This study investigates the feasibility and performance of running global climate models on a cloud computing environment.
We create an
AWS EC2 virtual cluster using StarCluster software package and carry
out the CESM simulations to benchmark the running time and
parallelization efficiency. The CESM model can be run in parallel mode
on such cloud virtual cluster with minimum amount of efforts of
packaging and compiling the code as well as transferring input data
sets to the cloud environment. We test the parallelization efficiency of
the CESM model on the AWS EC2 virtual cluster and find that, up to 64
cores, the AWS EC2 can render a parallelization efficiency comparable
to (or even better than) that of the traditional Linux cluster with
InfiniBand connection.
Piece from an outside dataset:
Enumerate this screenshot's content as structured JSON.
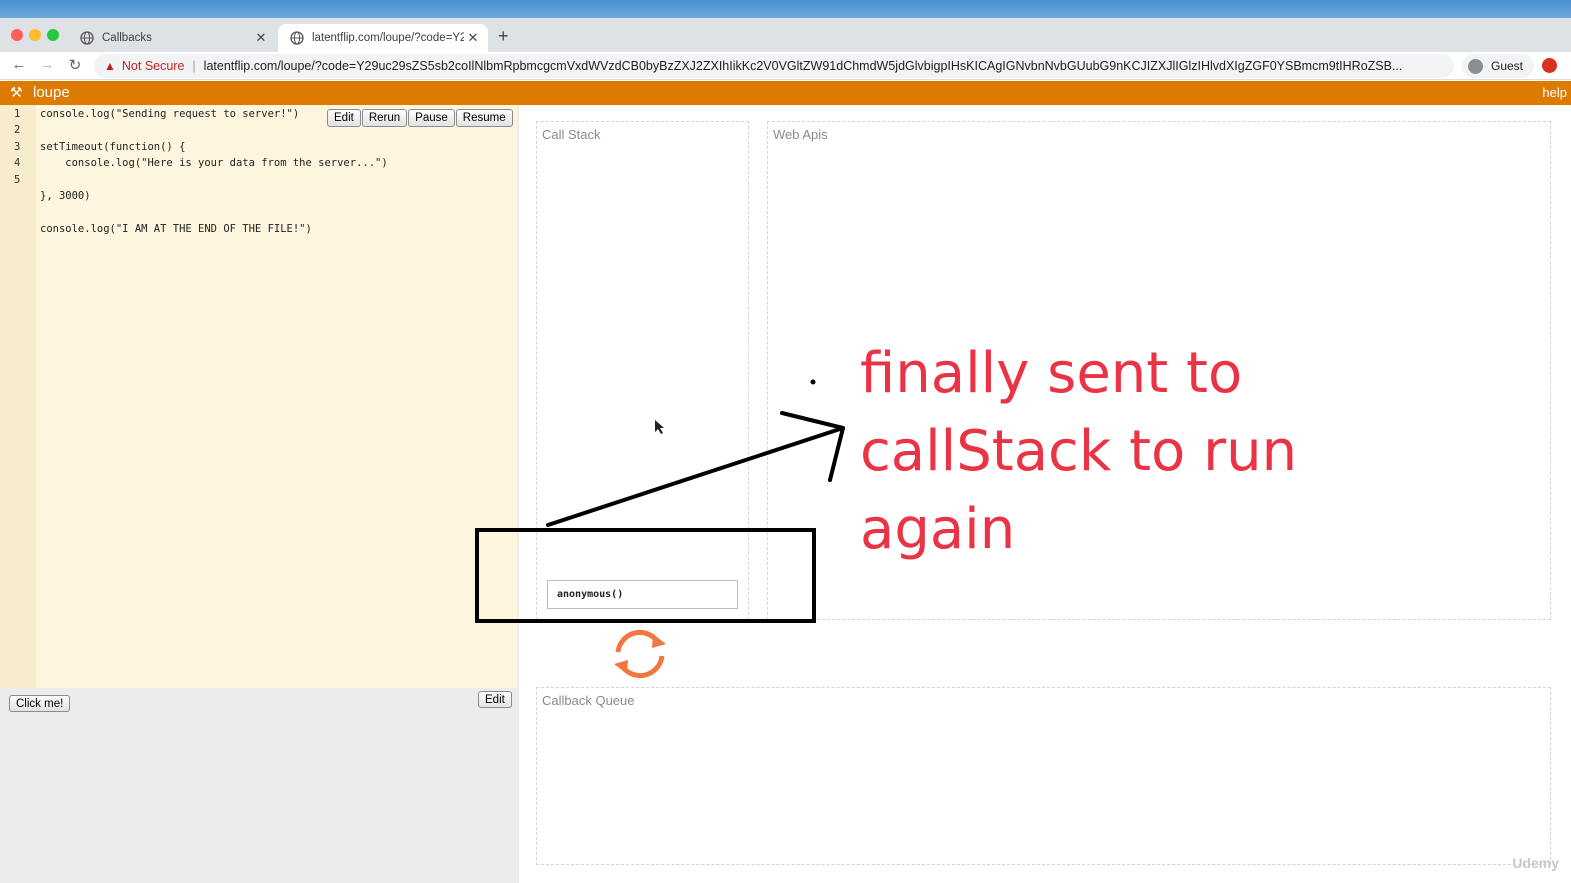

For the case that we test on the AWS virtual
cluster, the communication between virtual EC2 nodes outweighs the
saving from distributed computing when number of cores exceeds 64
(i.e. 4 nodes). This is different from the case on a local HPC cluster,
where the running time is still decreasing when number of cores
increases from 64 to 112. Such difference is due to the network on the
AWS virtual cluster (10 Gigabit Ethernet with latency of ~80 μs for
message size of 1 byte) is higher than that on local HPC cluster (40
Gigabit InfiniBand with latency of ~1.7 μs for message size of 1 byte).
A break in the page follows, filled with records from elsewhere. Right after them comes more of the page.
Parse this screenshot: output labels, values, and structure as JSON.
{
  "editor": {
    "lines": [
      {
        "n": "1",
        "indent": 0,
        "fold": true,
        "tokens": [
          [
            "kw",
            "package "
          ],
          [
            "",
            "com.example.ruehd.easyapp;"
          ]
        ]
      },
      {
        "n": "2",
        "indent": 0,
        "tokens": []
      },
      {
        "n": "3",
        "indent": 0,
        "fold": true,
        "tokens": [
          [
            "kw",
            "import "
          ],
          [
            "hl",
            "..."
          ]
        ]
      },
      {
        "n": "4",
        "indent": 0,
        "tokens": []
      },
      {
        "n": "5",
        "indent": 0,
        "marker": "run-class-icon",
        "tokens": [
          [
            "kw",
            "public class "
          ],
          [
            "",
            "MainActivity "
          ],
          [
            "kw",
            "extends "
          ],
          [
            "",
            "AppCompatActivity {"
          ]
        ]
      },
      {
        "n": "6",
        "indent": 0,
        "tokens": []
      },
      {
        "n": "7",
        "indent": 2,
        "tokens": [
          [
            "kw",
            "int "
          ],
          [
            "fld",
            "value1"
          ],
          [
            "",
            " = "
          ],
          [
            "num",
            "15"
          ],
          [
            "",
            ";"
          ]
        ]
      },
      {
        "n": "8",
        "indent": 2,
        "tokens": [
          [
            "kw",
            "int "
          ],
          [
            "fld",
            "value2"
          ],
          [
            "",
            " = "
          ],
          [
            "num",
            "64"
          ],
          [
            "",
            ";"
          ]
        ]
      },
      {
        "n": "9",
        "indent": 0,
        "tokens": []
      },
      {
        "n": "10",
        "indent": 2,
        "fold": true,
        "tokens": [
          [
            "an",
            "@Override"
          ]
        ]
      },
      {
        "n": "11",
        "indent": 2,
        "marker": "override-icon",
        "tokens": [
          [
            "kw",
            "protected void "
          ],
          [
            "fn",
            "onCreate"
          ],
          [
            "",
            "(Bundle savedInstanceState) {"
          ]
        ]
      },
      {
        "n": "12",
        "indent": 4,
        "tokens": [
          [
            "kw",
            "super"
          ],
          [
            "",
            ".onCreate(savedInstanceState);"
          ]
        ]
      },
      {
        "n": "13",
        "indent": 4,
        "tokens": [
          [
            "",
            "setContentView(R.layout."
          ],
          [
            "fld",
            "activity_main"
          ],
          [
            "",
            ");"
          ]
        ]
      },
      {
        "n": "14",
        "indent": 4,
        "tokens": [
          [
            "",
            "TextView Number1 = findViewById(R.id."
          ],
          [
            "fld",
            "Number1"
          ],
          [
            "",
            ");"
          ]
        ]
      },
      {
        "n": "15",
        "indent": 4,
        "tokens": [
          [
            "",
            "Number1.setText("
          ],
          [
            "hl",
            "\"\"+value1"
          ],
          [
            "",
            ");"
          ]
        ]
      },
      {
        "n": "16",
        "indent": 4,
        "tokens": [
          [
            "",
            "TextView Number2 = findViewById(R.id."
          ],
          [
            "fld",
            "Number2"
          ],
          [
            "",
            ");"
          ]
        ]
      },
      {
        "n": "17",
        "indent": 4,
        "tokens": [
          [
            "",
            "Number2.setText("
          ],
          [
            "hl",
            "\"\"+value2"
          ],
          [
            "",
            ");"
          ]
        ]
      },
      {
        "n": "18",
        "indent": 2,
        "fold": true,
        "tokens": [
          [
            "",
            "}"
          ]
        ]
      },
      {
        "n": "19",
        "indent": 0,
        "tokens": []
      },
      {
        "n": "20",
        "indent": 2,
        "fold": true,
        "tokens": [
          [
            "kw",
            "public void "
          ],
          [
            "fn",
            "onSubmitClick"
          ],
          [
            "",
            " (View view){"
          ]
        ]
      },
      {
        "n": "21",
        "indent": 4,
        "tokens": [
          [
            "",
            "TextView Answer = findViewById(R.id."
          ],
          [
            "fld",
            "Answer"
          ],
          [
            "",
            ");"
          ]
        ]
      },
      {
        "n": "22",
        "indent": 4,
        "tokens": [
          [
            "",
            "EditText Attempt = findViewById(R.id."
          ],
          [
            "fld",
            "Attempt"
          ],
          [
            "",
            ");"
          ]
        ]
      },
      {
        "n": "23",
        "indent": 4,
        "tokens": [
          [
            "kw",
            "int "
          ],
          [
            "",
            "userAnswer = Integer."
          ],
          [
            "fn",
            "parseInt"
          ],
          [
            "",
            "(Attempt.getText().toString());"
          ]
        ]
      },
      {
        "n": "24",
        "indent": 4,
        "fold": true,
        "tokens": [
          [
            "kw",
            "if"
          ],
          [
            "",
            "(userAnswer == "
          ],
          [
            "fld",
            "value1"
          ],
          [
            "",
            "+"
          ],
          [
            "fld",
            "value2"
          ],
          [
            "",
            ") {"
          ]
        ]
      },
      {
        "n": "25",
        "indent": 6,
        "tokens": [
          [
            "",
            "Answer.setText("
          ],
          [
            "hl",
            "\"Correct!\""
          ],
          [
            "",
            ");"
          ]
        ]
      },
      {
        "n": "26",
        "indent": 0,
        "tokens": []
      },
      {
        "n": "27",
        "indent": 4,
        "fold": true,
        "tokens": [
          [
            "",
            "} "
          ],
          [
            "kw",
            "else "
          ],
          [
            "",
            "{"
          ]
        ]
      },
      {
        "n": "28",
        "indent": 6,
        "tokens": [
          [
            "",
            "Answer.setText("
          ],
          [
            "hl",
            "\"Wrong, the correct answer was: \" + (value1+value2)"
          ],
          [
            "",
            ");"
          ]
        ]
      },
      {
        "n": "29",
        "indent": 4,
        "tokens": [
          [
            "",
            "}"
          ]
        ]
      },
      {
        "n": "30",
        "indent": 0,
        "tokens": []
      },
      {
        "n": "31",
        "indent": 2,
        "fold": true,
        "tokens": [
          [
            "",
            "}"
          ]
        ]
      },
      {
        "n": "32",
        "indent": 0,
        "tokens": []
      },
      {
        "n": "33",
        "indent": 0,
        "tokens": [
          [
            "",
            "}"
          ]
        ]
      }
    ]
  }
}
Because 112 cores are the maximum cores available to us on the local
HPC cluster, we don’t know what is the maximum scalability of CESM
model when using 40 Gigabit InfiniBand network on the local HPC
cluster with Intel Xeon system. However, Worley et al. (2011) showed
the maximum scalability of simulation performance of CESM model
can be 8 times when using CPU cores from 64 to 2048 on Cray XT5
system (57.6 Gigabit three-dimensional torus network with latency of
~1 μs). All these confirm that CESM model is latency sensitive, likely
due to the extensive exchange of information among modules and
inside each module at each time step of numerical integration. This
brings up a question worthy for future investigation: current ways of
parallelization in the CESM (likely in other climate models as well) are
optimized for the traditional supercomputing facilities, can the code
and parallelization be optimized for cloud computing environment?